Bank of England raises rates a quarter point

The Bank of England decided to raise, for the third consecutive time, the reference interest rate for its operations by 25 basis points, standing at 0.75 %

The Monetary Policy Committee of the Bank of England decided to increase, for the third consecutive time, the reference interest rate for operations by 25 basis points, going to 0.75 %. The decision was approved with votes in favor against one who preferred to keep the price of money at the previous rate of 0.5 %.

In this way, the monetary organization responds to the perspective on inflationary pressures in the world in the coming months and to the probability that “growth in net energy importing economies, such as the United Kingdom” will be reduced.

The financial entity communicated the decision a day after the United States Federal Reserve began the period of “normalization with a rise of 25 basis points, up to a target range of between 0.25 % and 0.50 %”.
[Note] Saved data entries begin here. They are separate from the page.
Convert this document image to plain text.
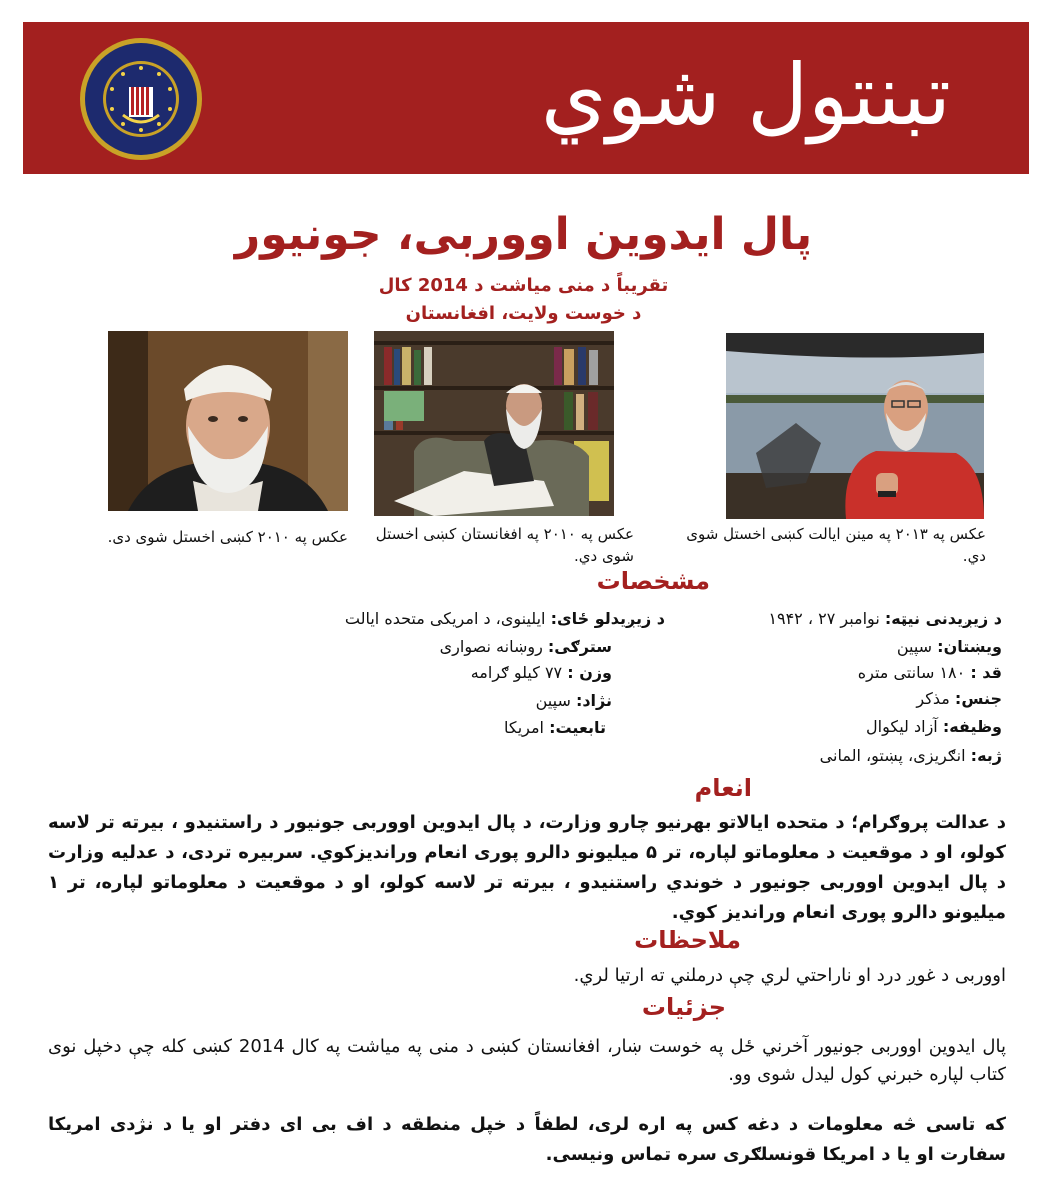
تبنتول شوي
پال ایدوین اووربی، جونیور
تقریباً د منی میاشت د 2014 کال
د خوست ولایت، افغانستان
عکس په ۲۰۱۳ په مینن ایالت کښی اخستل شوی دي.
عکس په ۲۰۱۰ په افغانستان کښی اخستل شوی دي.
عکس په ۲۰۱۰ کښی اخستل شوی دی.
مشخصات
د زیږیدنی نیټه: نوامبر ۲۷ ، ۱۹۴۲
د زیږیدلو ځای: ایلینوی، د امریکی متحده ایالت
ویښتان: سپین
سترګی: روښانه نصواری
قد : ۱۸۰ سانتی متره
وزن : ۷۷ کیلو ګرامه
جنس: مذکر
نژاد: سپین
وظیفه: آزاد لیکوال
تابعیت: امریکا
ژبه: انګریزی، پښتو، المانی
انعام
د عدالت پروګرام؛ د متحده ایالاتو بهرنیو چارو وزارت، د پال ایدوین اووربی جونیور د راستنیدو ، بیرته تر لاسه کولو، او د موقعیت د معلوماتو لپاره، تر ۵ میلیونو دالرو پوری انعام وراندیزکوي. سربیره تردی، د عدلیه وزارت د پال ایدوین اووربی جونیور د خوندي راستنیدو ، بیرته تر لاسه کولو، او د موقعیت د معلوماتو لپاره، تر ۱ میلیونو دالرو پوری انعام وراندیز کوي.
ملاحظات
اووربی د غوږ درد او ناراحتي لري چې درملني ته ارتیا لري.
جزئیات
پال ایدوین اووربی جونیور آخرني ځل په خوست ښار، افغانستان کښی د منی په میاشت په کال 2014 کښی کله چې دخپل نوی کتاب لپاره خبرني کول لیدل شوی وو.
که تاسی څه معلومات د دغه کس په اره لری، لطفاً د خپل منطقه د اف بی ای دفتر او یا د نژدی امریکا سفارت او یا د امریکا قونسلګری سره تماس ونیسی.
For the decision making, the Bank of England carried out an analysis of the global environment taking into account the invasion that Russia carried out in Ukraine, a fact that has essentially stimulated the rise in inflation, as a consequence of the increase in the prices of “energy and other basic products, including food. As well as the strong probabilities of a disruption in the global supply chain, significantly raising the uncertainty surrounding the economic outlook.

Monetary policy tightening

An analysis of economic activity during 2022 in the United Kingdom shows that the month of January GDP was stronger than estimated, in addition to solid business confidence and the labor market. Consumer hope has declined on the back of shrinking real disposable incomes, which they believe will be larger than expected, consistent with a weaker outlook for growth and employment.

According to the information issued by the entity, “the economy has recently been subject to a succession of very large shocks. Russia’s invasion of Ukraine is another such shock, warning that these are events that monetary policy cannot prevent.”

That is why the Committee is studying applying a moderate additional tightening of monetary policy for the coming months, although it admits that the risks will depend on the evolution of inflation in the medium term.

“The Committee will review these developments in light of incoming data and their implications for inflation over the medium term, including the economic implications of recent geopolitical events,” it said.